Multiple nucleation events and local dynamics of poly(epsilon-caprolactone) (PCL) confined to nanoporous alumina

Abstract

The crystallization and local dynamics of poly(epsilon-caprolactone) (PCL) confined to self-ordered nanoporous alumina (AAO) were studied as a function of pore size, pore surface functionality, molecular weight and cooling/heating rate by differential scanning calorimetry (DSC), wide-angle X-ray diffraction and dielectric spectroscopy. In contrast to the bulk, PCL located inside nanoporous alumina crystallizes via several distinct nucleation mechanisms. All mechanisms display pronounced rate dependence.
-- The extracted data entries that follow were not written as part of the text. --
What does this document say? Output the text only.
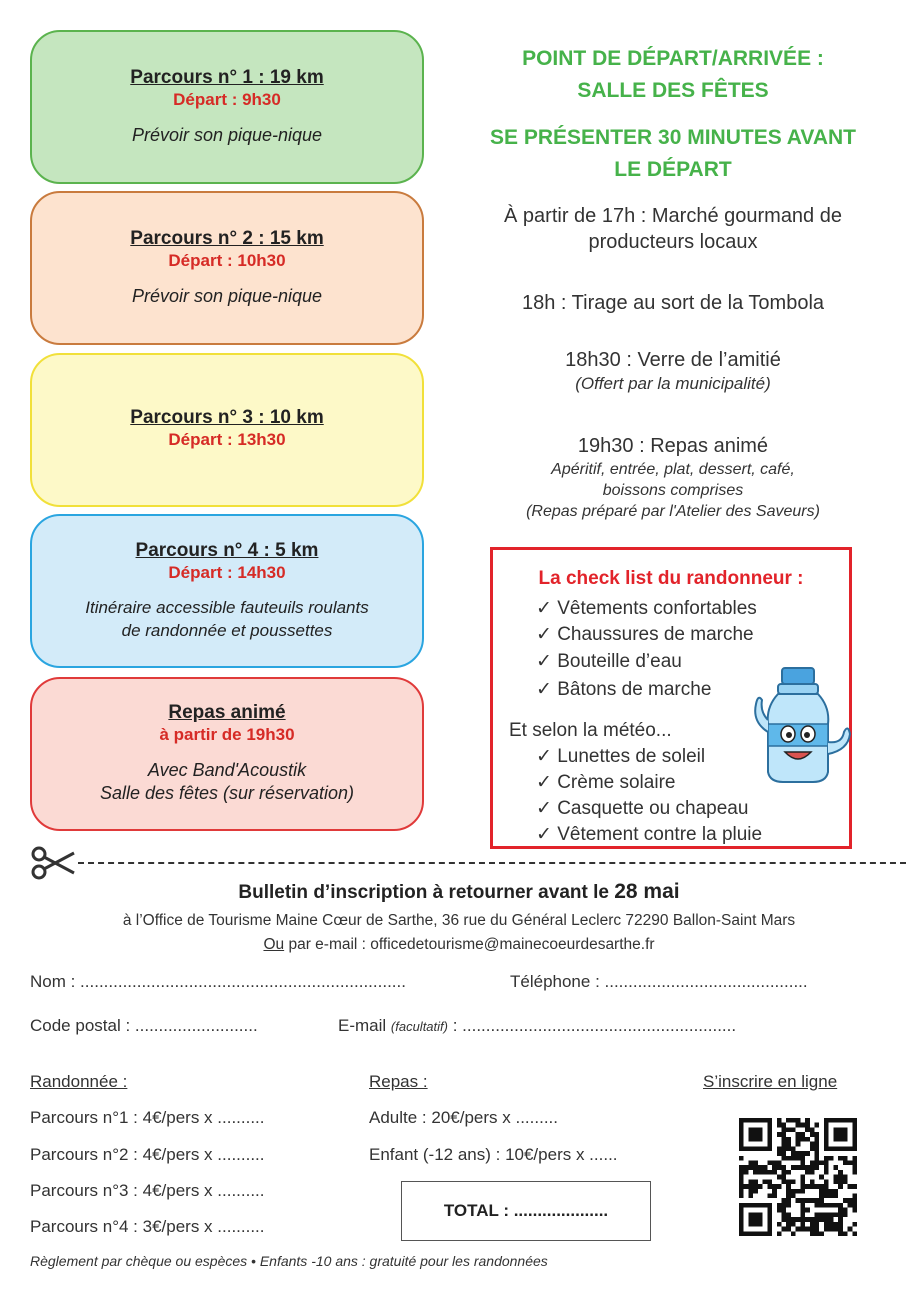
Parcours n° 1 : 19 km
Départ : 9h30
Prévoir son pique-nique
Parcours n° 2 : 15 km
Départ : 10h30
Prévoir son pique-nique
Parcours n° 3 : 10 km
Départ : 13h30
Parcours n° 4 : 5 km
Départ : 14h30
Itinéraire accessible fauteuils roulants
de randonnée et poussettes
Repas animé
à partir de 19h30
Avec Band'Acoustik
Salle des fêtes (sur réservation)
POINT DE DÉPART/ARRIVÉE :
SALLE DES FÊTES
SE PRÉSENTER 30 MINUTES AVANT
LE DÉPART
À partir de 17h : Marché gourmand de
producteurs locaux
18h : Tirage au sort de la Tombola
18h30 : Verre de l’amitié
(Offert par la municipalité)
19h30 : Repas animé
Apéritif, entrée, plat, dessert, café,
boissons comprises
(Repas préparé par l'Atelier des Saveurs)
La check list du randonneur :
✓ Vêtements confortables
✓ Chaussures de marche
✓ Bouteille d’eau
✓ Bâtons de marche
Et selon la météo...
✓ Lunettes de soleil
✓ Crème solaire
✓ Casquette ou chapeau
✓ Vêtement contre la pluie
Bulletin d’inscription à retourner avant le 28 mai
à l’Office de Tourisme Maine Cœur de Sarthe, 36 rue du Général Leclerc 72290 Ballon-Saint Mars
Ou par e-mail : officedetourisme@mainecoeurdesarthe.fr
Nom : .....................................................................	Téléphone : ...........................................
Code postal : ..........................	E-mail (facultatif) : ..........................................................
Randonnée :	Repas :	S’inscrire en ligne
Parcours n°1 : 4€/pers x ..........
Parcours n°2 : 4€/pers x ..........
Parcours n°3 : 4€/pers x ..........
Parcours n°4 : 3€/pers x ..........
Adulte : 20€/pers x .........
Enfant (-12 ans) : 10€/pers x ......
TOTAL : ....................
Règlement par chèque ou espèces • Enfants -10 ans : gratuité pour les randonnées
At low undercoolings, the usual heterogeneous nucleation of bulk PCL was suppressed at the expense of two additional mechanisms attributed to heterogeneous nucleation initiated at the pore walls. At higher undercoolings a broad peak was observed in DSC which we attribute to crystallization initiated by homogeneous nucleation. At high cooling rates, the critical nucleus size is smaller than the smallest diameter of pores. Thus, PCL is able to crystallize within the smallest pores, despite the lower degree of crystallinity. Inevitably, homogeneous nucleation is strongly coupled to the local viscosity and hence to the local segmental dynamics. Dielectric spectroscopy revealed that confinement affected both the rate of segmental motion with a lowering of the glass temperature as well as a broader distribution of relaxation times.